Вчера к нам в блок заселились старшекурсники. Двое парней лет восемнадцати. Второй курс, насколько я понял. Или третий. Подселенцы заняли шестьдесят первую комнату. Вот поэтому мы и не открываем без лишней надобности балконную дверь. Пока не познакомимся с этими персонажами поближе, стоит соблюдать разумную осторожность.

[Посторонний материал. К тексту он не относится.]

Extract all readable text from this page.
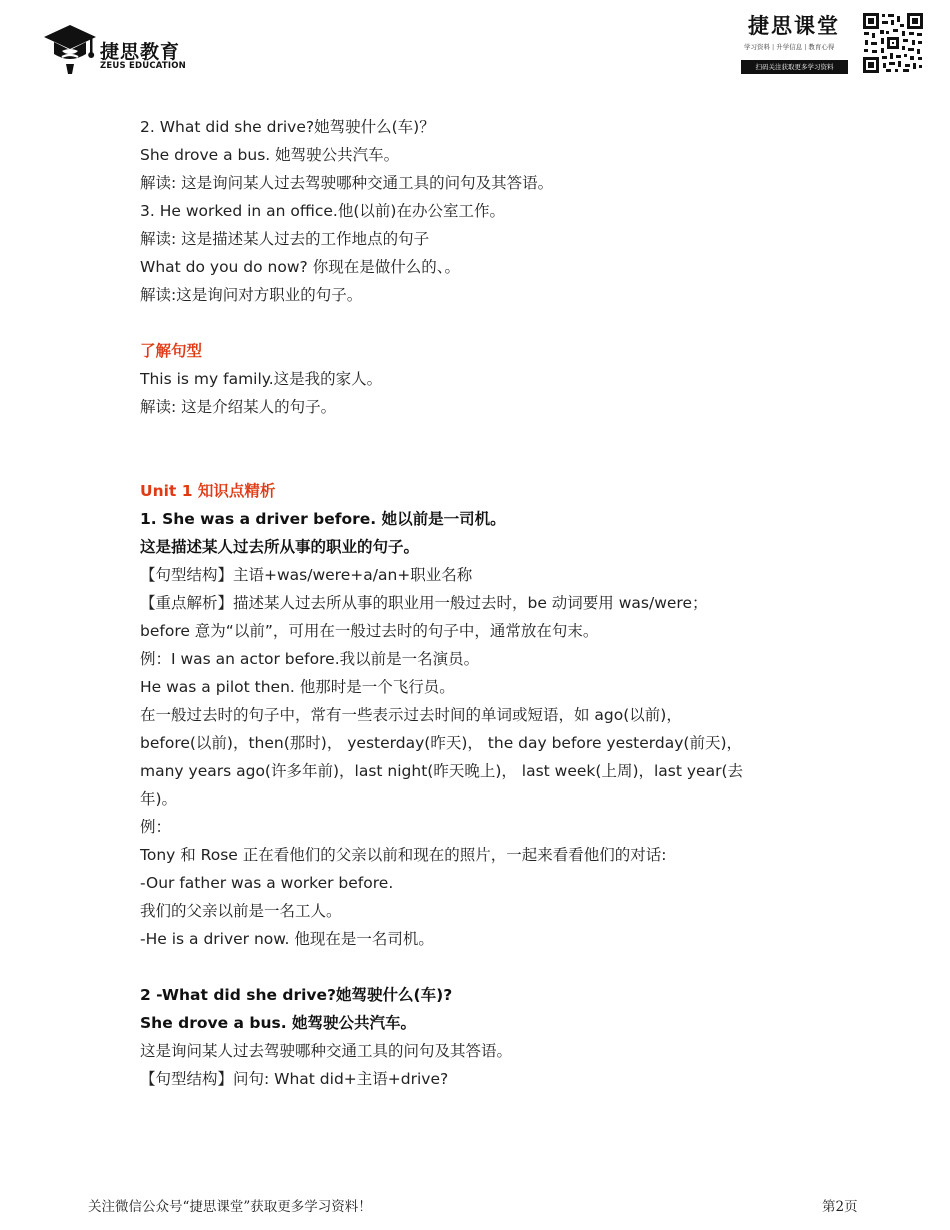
捷思教育
ZEUS EDUCATION
捷思课堂
学习资料 | 升学信息 | 教育心得
扫码关注获取更多学习资料
2. What did she drive?她驾驶什么(车)？
She drove a bus. 她驾驶公共汽车。
解读: 这是询问某人过去驾驶哪种交通工具的问句及其答语。
3. He worked in an office.他(以前)在办公室工作。
解读: 这是描述某人过去的工作地点的句子
What do you do now? 你现在是做什么的、。
解读:这是询问对方职业的句子。
了解句型
This is my family.这是我的家人。
解读: 这是介绍某人的句子。
Unit 1 知识点精析
1. She was a driver before. 她以前是一司机。
这是描述某人过去所从事的职业的句子。
【句型结构】主语+was/were+a/an+职业名称
【重点解析】描述某人过去所从事的职业用一般过去时，be 动词要用 was/were；
before 意为“以前”，可用在一般过去时的句子中，通常放在句末。
例：I was an actor before.我以前是一名演员。
He was a pilot then. 他那时是一个飞行员。
在一般过去时的句子中，常有一些表示过去时间的单词或短语，如 ago(以前)，
before(以前)，then(那时)， yesterday(昨天)， the day before yesterday(前天)，
many years ago(许多年前)，last night(昨天晚上)， last week(上周)，last year(去
年)。
例：
Tony 和 Rose 正在看他们的父亲以前和现在的照片，一起来看看他们的对话:
-Our father was a worker before.
我们的父亲以前是一名工人。
-He is a driver now. 他现在是一名司机。
2 -What did she drive?她驾驶什么(车)?
She drove a bus. 她驾驶公共汽车。
这是询问某人过去驾驶哪种交通工具的问句及其答语。
【句型结构】问句: What did+主语+drive?
关注微信公众号“捷思课堂”获取更多学习资料！	第2页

На кухне вдруг стало тесно.

Холодильник наполнился чужими продуктами.

Когда я зашел, влекомый ароматами готовящейся еды, Сыроежкин трепался с волосатым костлявым пареньком, что-то помешивающим в кастрюле на плите. Виталик жарил яичницу с ветчиной — я не знаю, как горе-повара ухитрялись друг другу не мешать.

— Знакомься, — обратился ко мне сосед. — Это Паша.

Жму протянутую руку.

— Кен.

Парень, вроде, адекватный.

— Кореец?

Закатываю глаза.

Еще один.

— Японец, — вмешался Сыроежкин. — Он из Токио по программе обмена.

— Понятно, — улыбается парень. — Извиняй, брат.

Хмыкаю:

— Я привык, не парься.

Ты еще не в теме, что я простолюдин, к которому докопались каратели. Посмотрим, как этот простой факт повлияет на добрососедские отношения.

Бодрость от тренировки начинает проходить.

— Виталик, свари кофе.

— Сейчас-сейчас, — сосед раскладывает яичницу по тарелкам. — Не всё сразу.

Второго подселенца, как выяснилось, зовут Никитой. Он пару раз заходил на кухню, помахал нам рукой и тут же скрылся с горизонта. Замкнутый парень, себе на уме. Паша сказал, что Никита учится на третьем курсе и готовится к поступлению в Некроситет. Очень серьезно готовится — и зимой и летом. Постоянно в учебниках, платит репетиторам, ни на что не отвлекается.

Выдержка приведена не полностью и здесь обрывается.